Regarding her three decades in political work, Delgado took a more diplomatic approach. “[2016] drew out… many people who were never involved in politics,” she said.

Still, Giorno landed in the Sunshine State ready to go to work for Trump.

She had worked in Florida before — she had a position in the early days of the Scott Administration, but after an episode at a Disney GOP fundraiser where she yelled at Republican Party of Florida staffers and donors before being told “to leave the room and not come back” put an end to that. The acrimonious split went down as a resignation.

Five years later, there was no evidence of an attitude adjustment, according to Anthony Stephens, a Leon County volunteer on the Trump 2016 campaign.

Stephens started putting in hours early on in the campaign, and says he never once saw Giorno in the capital, greater Big Bend or Panhandle areas, yet she aimed to micromanage operations from a distance by way of regular conference calls from New York.

When Hurricane Hermine tore through north Florida in September 2016, Stephens and other volunteers thought it would be a prime opportunity to reach out to voters by having Trump campaign RVs drive in and deliver relief supplies.

Giorno scoffed at the idea, leading Stephens to circumvent her by calling campaign HQ in New York, which gladly green-lit the proposal.

Several paid staffers hired by Giorno stuck around after she was ousted from the Florida job, Stephens said, but they just as often came off as saboteurs as they did actual Trump supporters — those staffers would often hoard promotional campaign materials despite numerous supporters looking for some yard flair or a T-shirt to wear at the height of the campaign season.

Reports of that kind of behavior were corroborated by more than a few people involved with the campaign in other regions of the state, with some going so far as to say they believed Giorno and an associate were selling campaign signs, shirts and hats on eBay and pocketing the proceeds.

Many staffers and volunteers were at least willing to corroborate that there was a warehouse in Volusia County stocked full of yard signs and other campaign merch that wasn’t being distributed unless people showed up and took it, most of the time over the flaccid protestations of Tony Ledbetter, chair of the Volusia County Republican Executive Committee.

All the way across the state in Sarasota, Kevin Sifferman also volunteered early and often for the Trump campaign due to his enthusiasm and support for the eventual president.

At one point there were talks of him being moved up to a paid position on the campaign, which would have been a boon, since he had recently been laid off from his gig at Concerned Veterans for America.

Despite there being an office with Giorno’s name on the door at the Sarasota campaign HQ, Sifferman said he never saw her use it, or even enter the building.

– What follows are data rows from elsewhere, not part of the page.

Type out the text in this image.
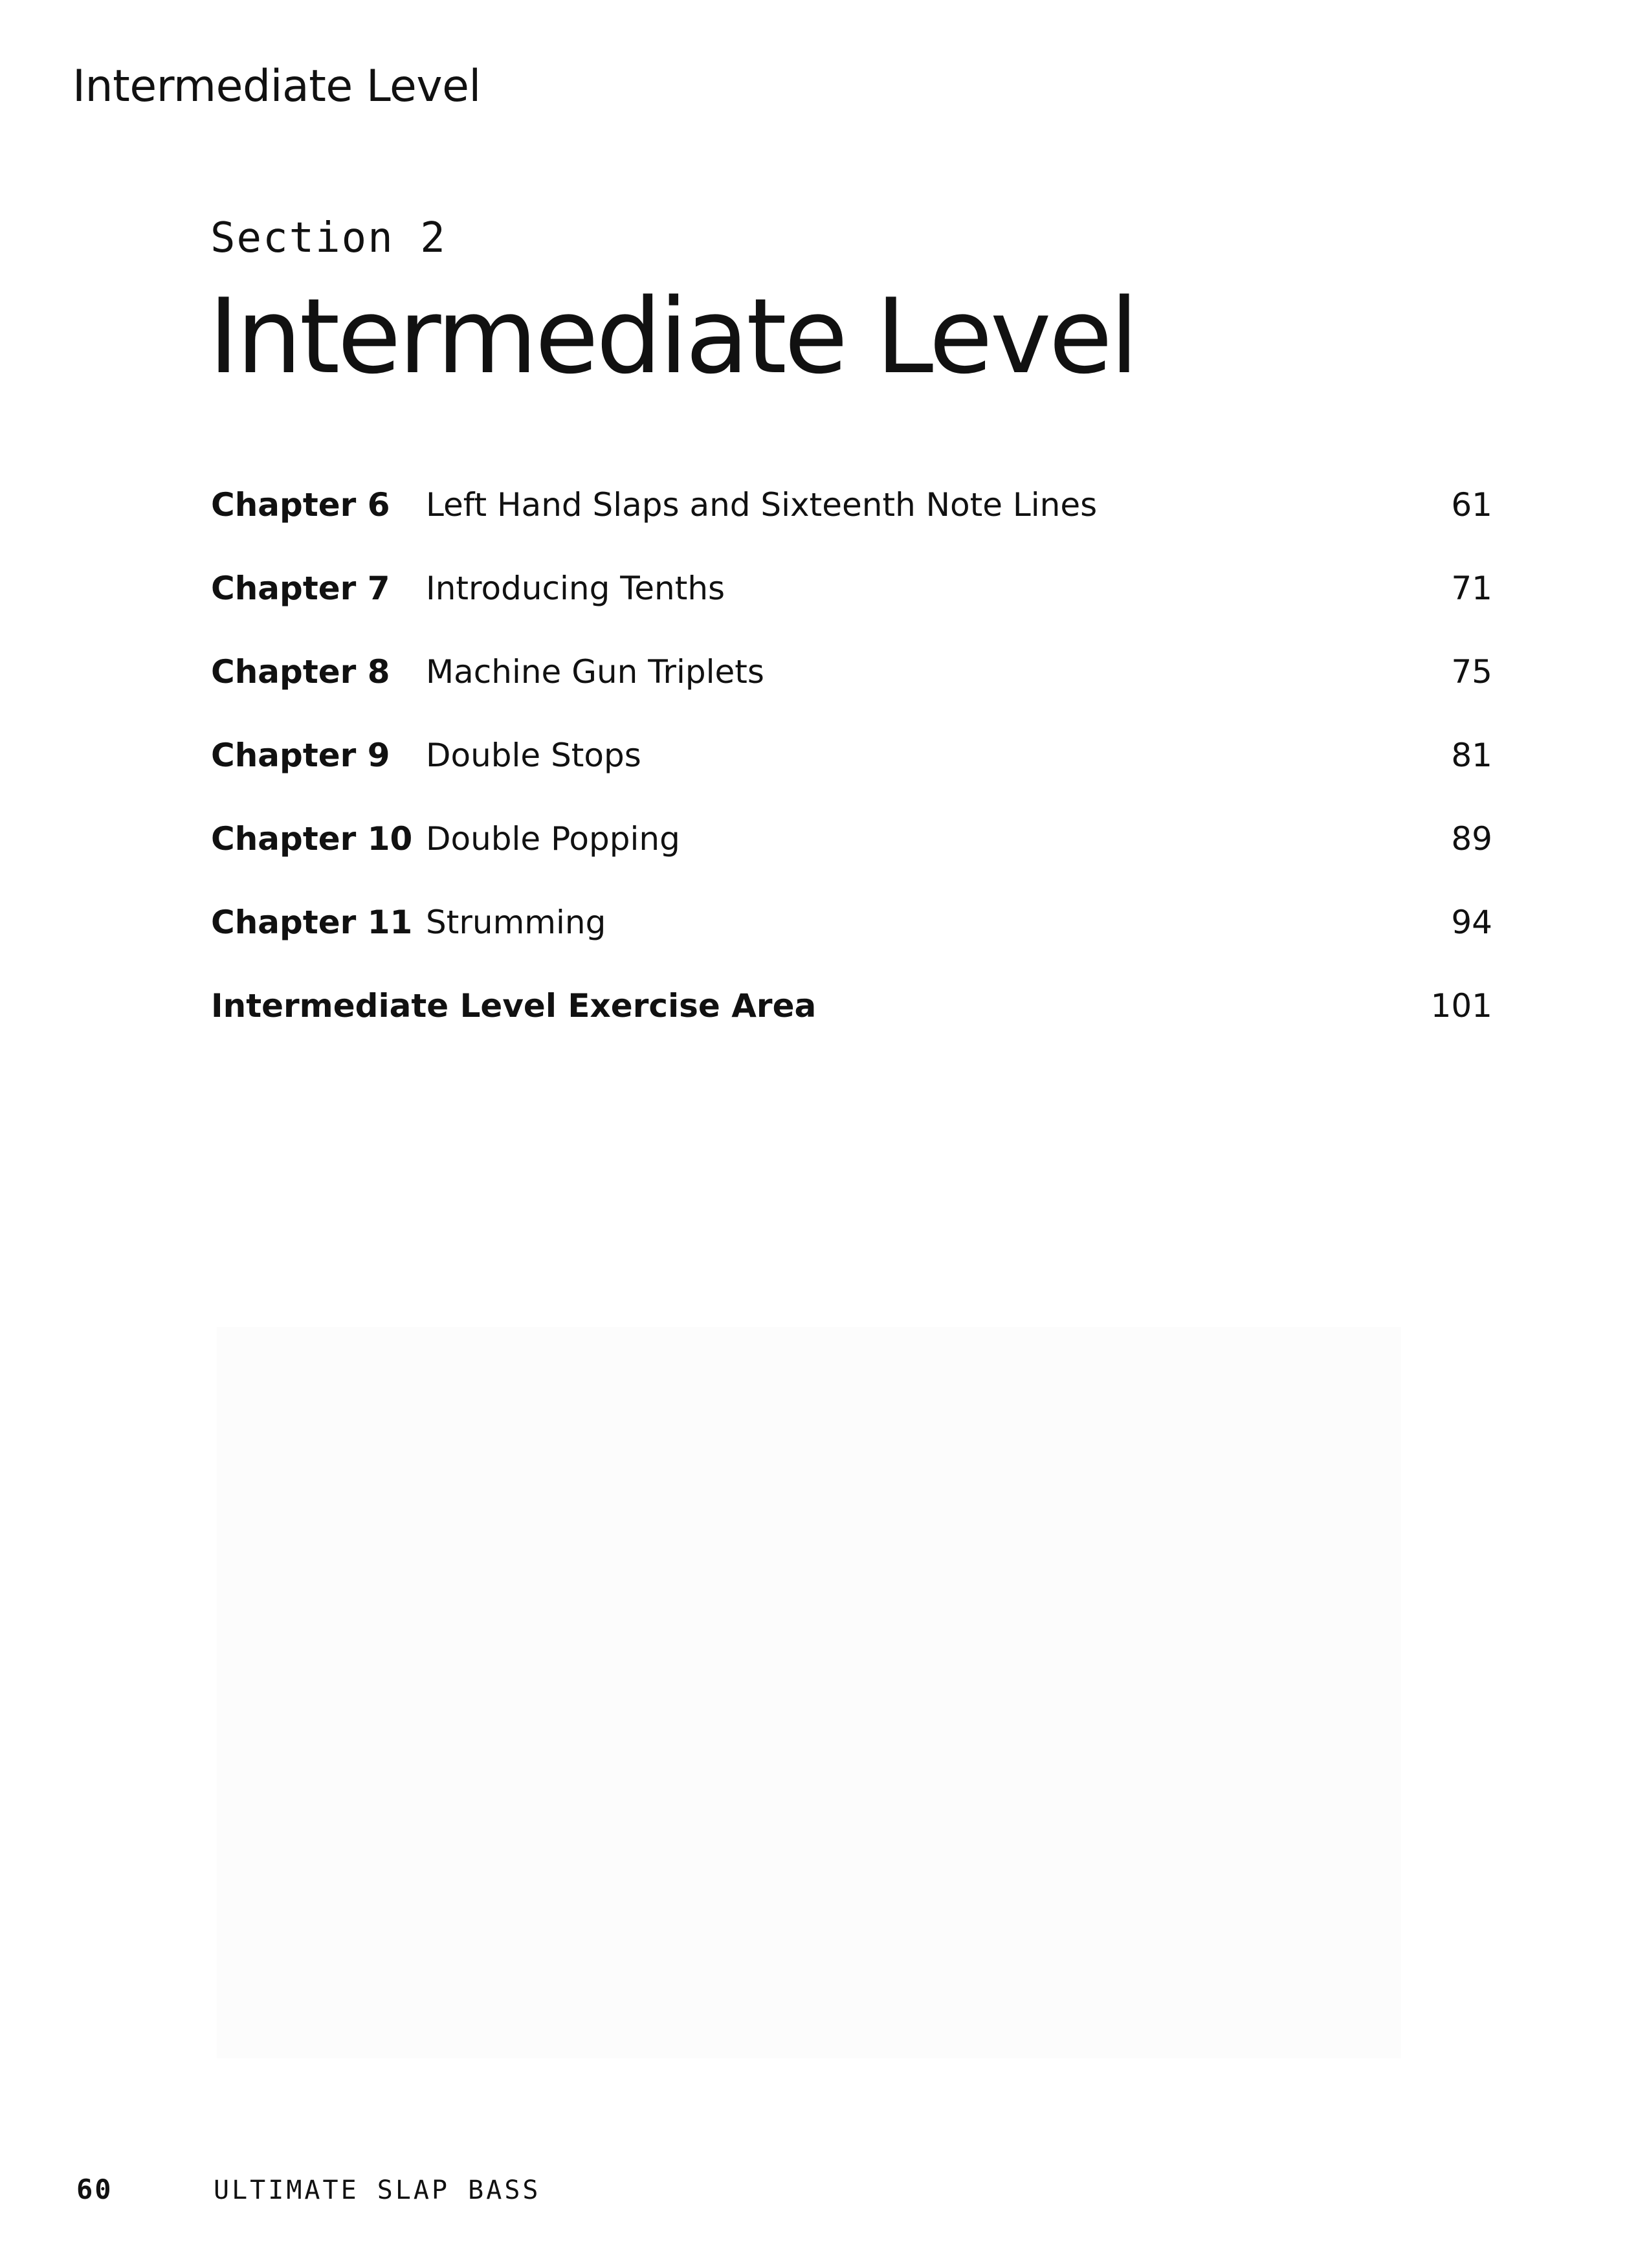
Intermediate Level
Section 2
Intermediate Level
Chapter 6 Left Hand Slaps and Sixteenth Note Lines	61
Chapter 7 Introducing Tenths	71
Chapter 8 Machine Gun Triplets	75
Chapter 9 Double Stops	81
Chapter 10 Double Popping	89
Chapter 11 Strumming	94
Intermediate Level Exercise Area	101
60	ULTIMATE SLAP BASS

In fact, the only time he can remember seeing Giorno in the Sarasota area was for a campaign rally.

While attending that rally, Giorno struck up a conversation with a high school student and within days the young woman — who had no campaign experience but was reportedly proficient in ballet — was in charge of the Sarasota office. The paid position never came for Sifferman.

“She makes a lot of promises, but I don’t think she’s for Trump. I don’t think she’s for Florida. She’s only in it for herself,” he said.

Anecdotal reports of her behavior during the 2016 campaign are odd to say the least, but just as dubious are her claims of working for past presidential campaigns and four past presidents.

Longtime Republican operative Derek Hankerson says her narrative is baloney.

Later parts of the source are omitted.